Zwangshypothek

Als Zwangshypothek wird eine besondere Form der Sicherungshypothek bezeichnet. Sie unterliegt jedoch bestimmten Richtlinien und Formalien und kann nur unter besonderen Voraussetzungen greifen. Zwar wird eine derartige Zwangshypothek in jedem Fall im Grundbuch eingetragen, jedoch muss der Gläubiger, um diese Eintragung vornehmen zu lassen, einen vollstreckbaren Titel vorweisen können. Erst mit diesem Titel kann sich der Gläubiger an die zuständige Stelle wenden und die Eintragung der Zwangshypothek ins Grundbuch beantragen. Grundlegend kann festgehalten werden, dass eine Zwangshypothek also eine Art der Hypothek und somit ein Grundpfandrecht ist, welches zur Sicherung einer bestimmten Forderung dienen soll.

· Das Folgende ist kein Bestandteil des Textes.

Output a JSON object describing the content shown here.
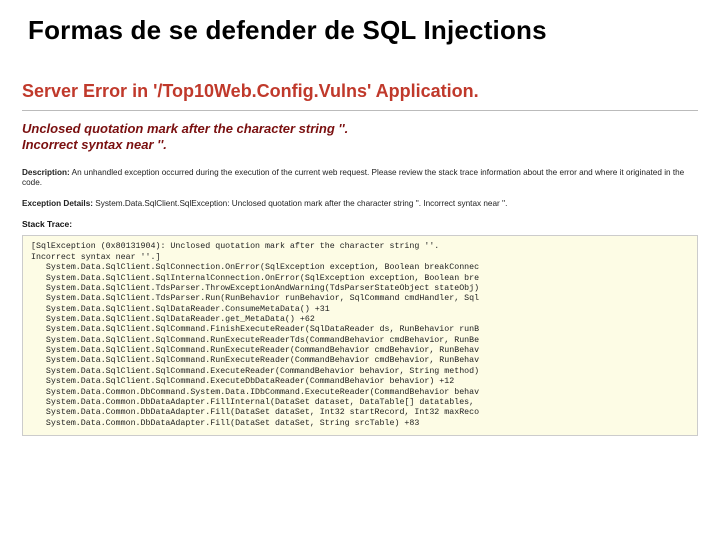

Dem zugrunde muss ein vollstreckbarer Sicherungstitel liegen, der eine Höhe von mindestens 750 Euro nachweist.

Die Reuschling & Weis GmbH hat im Zuge ihrer täglichen Arbeit auch viel mit dem Thema Zwangshypothek zu tun und kann ihre Kunden hierbei nicht nur umfassend informieren sondern ihnen auch beim Thema Finanzierung weiterhelfen. Nun gelten bei einer Zwangshypothek jedoch auch noch ein paar Besonderheiten. Eine Zwangshypothek gilt als eine reine Buchhypothek, das bedeutet, ihre Eintragung erfolgt rein und ausschließlich im Grundbuch, es erfolgt also keine Ausstellung eines Hypothekenbriefes. Diese Tatsache macht in aller Regel eine Zwangshypothek für Banken uninteressant zumal sie mit dem Eigentümerwechsel nicht übertragbar ist.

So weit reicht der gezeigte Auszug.